Having beaten Palmeiras in Tokyo, courtesy of a goal from Keane, to win the Toyota intercontinental cup, and shaken off any jetlag to rout Everton 5-1 Manchester United now need to defeat Valencia to offset the effects of losing 2-0 to Fiorentina in the opening match of the Champions League's second phase.
On the same night Valencia overcame Bordeaux 3-0, confirming their form of the first round when they came through six games unbeaten and defeated Rangers twice. Gabriel Batistuta and Rui Costa, Argentine and Portuguese, plotted United's downfall in Florence. Claudio Lopez and Adrian Ilie, Argentine and Romanian, have been Valencia's inspirations in Europe this season.

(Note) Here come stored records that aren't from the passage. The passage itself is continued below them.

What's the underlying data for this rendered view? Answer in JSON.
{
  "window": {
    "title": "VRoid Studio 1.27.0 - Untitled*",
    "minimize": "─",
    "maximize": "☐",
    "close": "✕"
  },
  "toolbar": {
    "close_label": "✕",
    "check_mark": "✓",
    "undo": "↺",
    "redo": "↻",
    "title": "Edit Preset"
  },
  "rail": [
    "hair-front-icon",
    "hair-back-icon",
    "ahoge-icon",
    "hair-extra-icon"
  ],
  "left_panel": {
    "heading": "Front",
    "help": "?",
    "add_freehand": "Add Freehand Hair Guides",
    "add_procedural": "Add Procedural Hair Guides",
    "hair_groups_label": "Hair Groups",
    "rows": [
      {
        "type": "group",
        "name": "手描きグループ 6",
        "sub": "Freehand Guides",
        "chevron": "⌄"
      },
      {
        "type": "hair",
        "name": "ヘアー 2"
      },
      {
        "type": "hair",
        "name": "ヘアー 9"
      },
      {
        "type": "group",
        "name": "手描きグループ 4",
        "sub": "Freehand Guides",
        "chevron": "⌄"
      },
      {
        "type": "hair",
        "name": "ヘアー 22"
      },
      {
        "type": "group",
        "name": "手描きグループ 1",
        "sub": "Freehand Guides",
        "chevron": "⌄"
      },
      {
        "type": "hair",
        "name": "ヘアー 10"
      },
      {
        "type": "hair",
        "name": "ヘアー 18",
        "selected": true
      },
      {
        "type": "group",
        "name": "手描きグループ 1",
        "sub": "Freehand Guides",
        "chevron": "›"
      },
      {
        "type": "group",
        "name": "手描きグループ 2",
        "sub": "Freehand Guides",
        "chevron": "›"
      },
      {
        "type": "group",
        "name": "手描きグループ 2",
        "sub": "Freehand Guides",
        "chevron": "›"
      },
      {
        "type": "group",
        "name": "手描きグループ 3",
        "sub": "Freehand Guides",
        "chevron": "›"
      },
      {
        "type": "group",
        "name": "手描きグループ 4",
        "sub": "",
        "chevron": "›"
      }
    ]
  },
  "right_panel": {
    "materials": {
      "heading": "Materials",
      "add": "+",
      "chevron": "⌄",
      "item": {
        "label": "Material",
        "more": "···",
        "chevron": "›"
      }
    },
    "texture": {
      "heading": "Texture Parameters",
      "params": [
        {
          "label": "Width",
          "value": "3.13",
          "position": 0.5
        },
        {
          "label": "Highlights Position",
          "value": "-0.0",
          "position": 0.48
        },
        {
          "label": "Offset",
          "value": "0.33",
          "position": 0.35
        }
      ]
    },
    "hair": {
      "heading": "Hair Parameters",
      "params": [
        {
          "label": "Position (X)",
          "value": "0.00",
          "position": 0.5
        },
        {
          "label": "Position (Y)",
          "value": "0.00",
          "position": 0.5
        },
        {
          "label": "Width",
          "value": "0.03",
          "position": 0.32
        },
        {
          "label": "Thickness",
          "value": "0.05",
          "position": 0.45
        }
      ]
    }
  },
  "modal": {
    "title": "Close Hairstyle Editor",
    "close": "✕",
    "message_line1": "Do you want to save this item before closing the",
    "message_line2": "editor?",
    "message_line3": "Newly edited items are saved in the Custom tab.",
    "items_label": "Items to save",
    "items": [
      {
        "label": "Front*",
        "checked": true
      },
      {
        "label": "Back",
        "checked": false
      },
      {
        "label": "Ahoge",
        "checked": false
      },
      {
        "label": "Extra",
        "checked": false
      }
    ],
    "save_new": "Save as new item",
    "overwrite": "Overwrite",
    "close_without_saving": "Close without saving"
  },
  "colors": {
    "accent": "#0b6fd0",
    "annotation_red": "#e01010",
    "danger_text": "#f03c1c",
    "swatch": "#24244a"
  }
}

England well remember Ilie from their 1998 World Cup defeat by Romania in Toulouse. Valencia, quick and incisive up front, are as well equipped as Fiorentina to punish the sort of errors through which United contributed to their own downfall in the Artemio Franchi Stadium a fortnight ago.
Ferguson believes that his team have finally shaken off the torpor which has affected a number of their performances since they completed a unique treble last season by adding the European Cup to the Premier League and FA Cup. Certainly Saturday's performance, achieved without David Beckham, Andy Cole and Dwight Yorke while Ole Gunnar Solskjaer scored four goals, revealed a new freshness in United's football.
"I believe we have at last got our game back on the right track," said Ferguson yesterday. "We all know this is a seriously big match. The pressure is really on us." While Beckham, Yorke and Cole are all expected to come back tonight Solskjaer does have a case for being on at the start. But even if the Norwegian does return to the bench he may yet have a role to play should Cole and Yorke experience a repeat of the difficulties they had finding openings against Fiorentina.
Either way Ferguson will be looking for Keane and Paul Scholes to provide the basis for a victory which would send United into next spring confident of a continued presence in the final stages of the Champions League.